Avec le protocole d'accord signé le 19 février entre l'Union européenne (UE) et le Rwanda pour promouvoir le développement de chaînes de valeur "durables" et "résilientes" pour les matières premières, également connues sous le nom de minerais de conflit ou de sang, l'exécutif européen atteint non seulement le comble du cynisme en termes de géostratégie, mais illustre une fois de plus une politique de deux poids, deux mesures qui sape la crédibilité des institutions internationales.
Le conflit qui sévit dans l'est de la RDC depuis près de 30 ans - le plus meurtrier depuis la Seconde Guerre mondiale - est principalement économique, et le lien entre l'exploitation et le commerce illégal des minerais est reconnu comme une cause fondamentale de la violence et des graves violations des droits de l'homme.

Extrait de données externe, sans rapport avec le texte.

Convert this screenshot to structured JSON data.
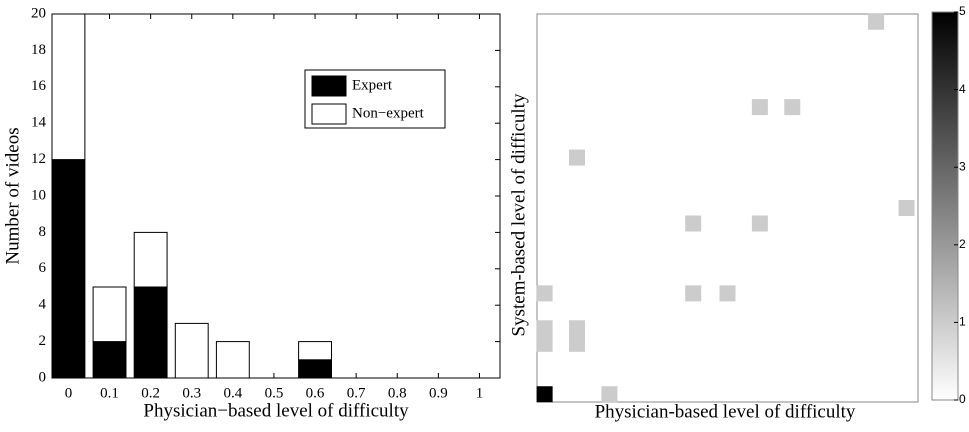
{
  "chart_data": [
    {
      "type": "bar",
      "stacked": true,
      "x_label": "Physician−based level of difficulty",
      "y_label": "Number of videos",
      "x": [
        0,
        0.1,
        0.2,
        0.3,
        0.4,
        0.5,
        0.6
      ],
      "series": [
        {
          "name": "Expert",
          "color": "#000000",
          "values": [
            12,
            2,
            5,
            0,
            0,
            0,
            1
          ]
        },
        {
          "name": "Non−expert",
          "color": "#ffffff",
          "values": [
            8,
            3,
            3,
            3,
            2,
            0,
            1
          ]
        }
      ],
      "xlim": [
        -0.04,
        1.05
      ],
      "xticks": [
        0,
        0.1,
        0.2,
        0.3,
        0.4,
        0.5,
        0.6,
        0.7,
        0.8,
        0.9,
        1
      ],
      "ylim": [
        0,
        20
      ],
      "yticks": [
        0,
        2,
        4,
        6,
        8,
        10,
        12,
        14,
        16,
        18,
        20
      ],
      "legend": "upper right"
    },
    {
      "type": "heatmap",
      "x_label": "Physician-based level of difficulty",
      "y_label": "System-based level of difficulty",
      "x": [
        0.02,
        0.19,
        0.02,
        0.02,
        0.105,
        0.105,
        0.02,
        0.41,
        0.5,
        0.41,
        0.585,
        0.97,
        0.105,
        0.585,
        0.67,
        0.89
      ],
      "y": [
        0.02,
        0.02,
        0.15,
        0.19,
        0.15,
        0.19,
        0.28,
        0.28,
        0.28,
        0.46,
        0.46,
        0.5,
        0.63,
        0.76,
        0.76,
        0.98
      ],
      "values": [
        5,
        1,
        1,
        1,
        1,
        1,
        1,
        1,
        1,
        1,
        1,
        1,
        1,
        1,
        1,
        1
      ],
      "xlim": [
        0,
        1
      ],
      "ylim": [
        0,
        1
      ],
      "clim": [
        0,
        5
      ],
      "cticks": [
        0,
        1,
        2,
        3,
        4,
        5
      ],
      "colormap": "gray_r"
    }
  ]
}
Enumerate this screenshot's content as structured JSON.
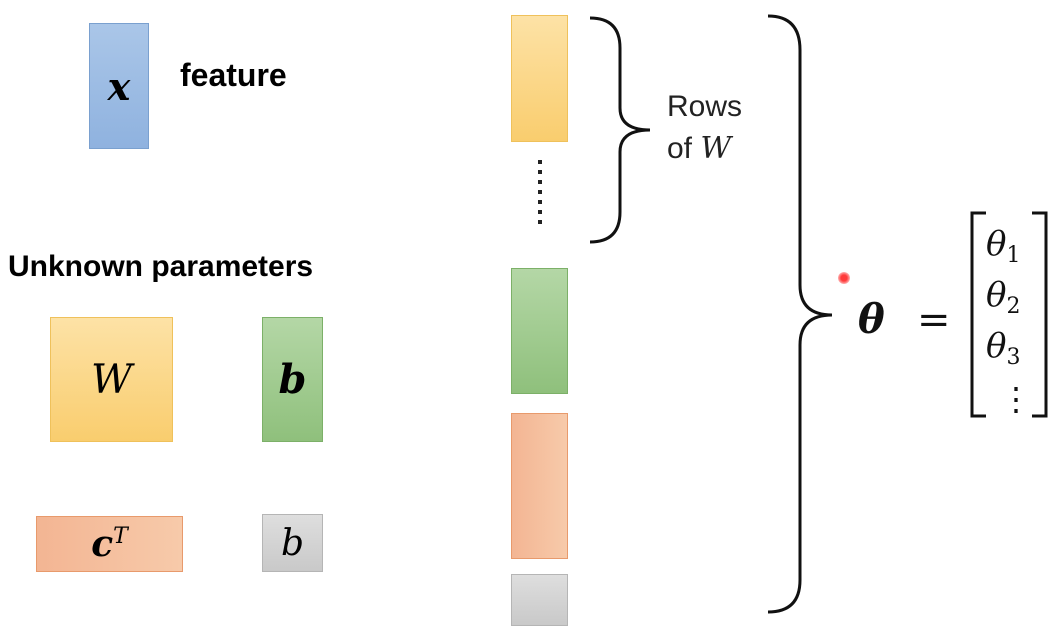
{
  "feature_box": {
    "symbol": "x",
    "label": "feature"
  },
  "unknown_parameters": {
    "heading": "Unknown parameters",
    "W_symbol": "W",
    "b_vector_symbol": "b",
    "cT_base": "c",
    "cT_sup": "T",
    "b_scalar_symbol": "b"
  },
  "rows_annotation": {
    "line1": "Rows",
    "line2_prefix": "of ",
    "line2_symbol": "W"
  },
  "theta_equation": {
    "lhs": "θ",
    "equals": "=",
    "entries": [
      {
        "base": "θ",
        "sub": "1"
      },
      {
        "base": "θ",
        "sub": "2"
      },
      {
        "base": "θ",
        "sub": "3"
      }
    ],
    "ellipsis": "⋮"
  },
  "colors": {
    "feature": "#8fb2df",
    "W": "#f9cd6e",
    "b_vector": "#8fc07c",
    "cT": "#f3b593",
    "b_scalar": "#c9c9c9",
    "laser_pointer": "#ff3b3b"
  }
}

L'implication du Rwanda dans la déstabilisation de la RDC, le pillage de ses ressources naturelles et minières et la commission des crimes les plus graves, y compris l'utilisation de la violence sexuelle comme méthode de guerre et comme stratégie de terreur, est largement documentée, notamment par les Nations Unies.
Alors que la crise sécuritaire et humanitaire dans les Kivus a été sérieusement exacerbée par la résurgence du groupe armé M23, opérant avec le soutien direct de l'armée rwandaise - dans une nouvelle guerre d'agression et d'occupation du territoire congolais - la politique de la Commission européenne et le renforcement de ce partenariat stratégique avec le régime dictatorial de Kigali apparaissent en totale contradiction avec le principe de cohérence et les valeurs fondamentales de l'UE, notamment la promotion de la paix et des droits de l'homme, qui devraient être, conformément aux traités européens, des objectifs fondamentaux dans ses relations extérieures.
C'est dans ce contexte que nous réitérons notre appel lancé à Strasbourg en 2014 à l'occasion de la remise du Prix Sakharov pour la liberté de l'esprit du Parlement européen pour " assurer une plus grande cohérence entre les politiques économiques et le respect des droits de l'homme, et placer la dignité humaine au centre des préoccupations économiques et financières. " Nous exhortons les institutions et les pays européens à rendre effectif et contraignant le règlement de l'UE sur le devoir de diligence pour les chaînes d'approvisionnement en minerais propres, qui est entré en vigueur en 2021 et qui a pourtant été largement détourné par des chaînes d'approvisionnement transfrontalières opaques entre la RDC et le Rwanda.
Sinon, la transition énergétique dite verte et propre restera rouge du sang des femmes et des enfants congolais, et entachée par les activités criminelles des groupes armés. Nous espérons que les citoyens européens épris de paix et de justice sociale entendront cet appel et changeront de cap lors des prochaines élections en juin 2024.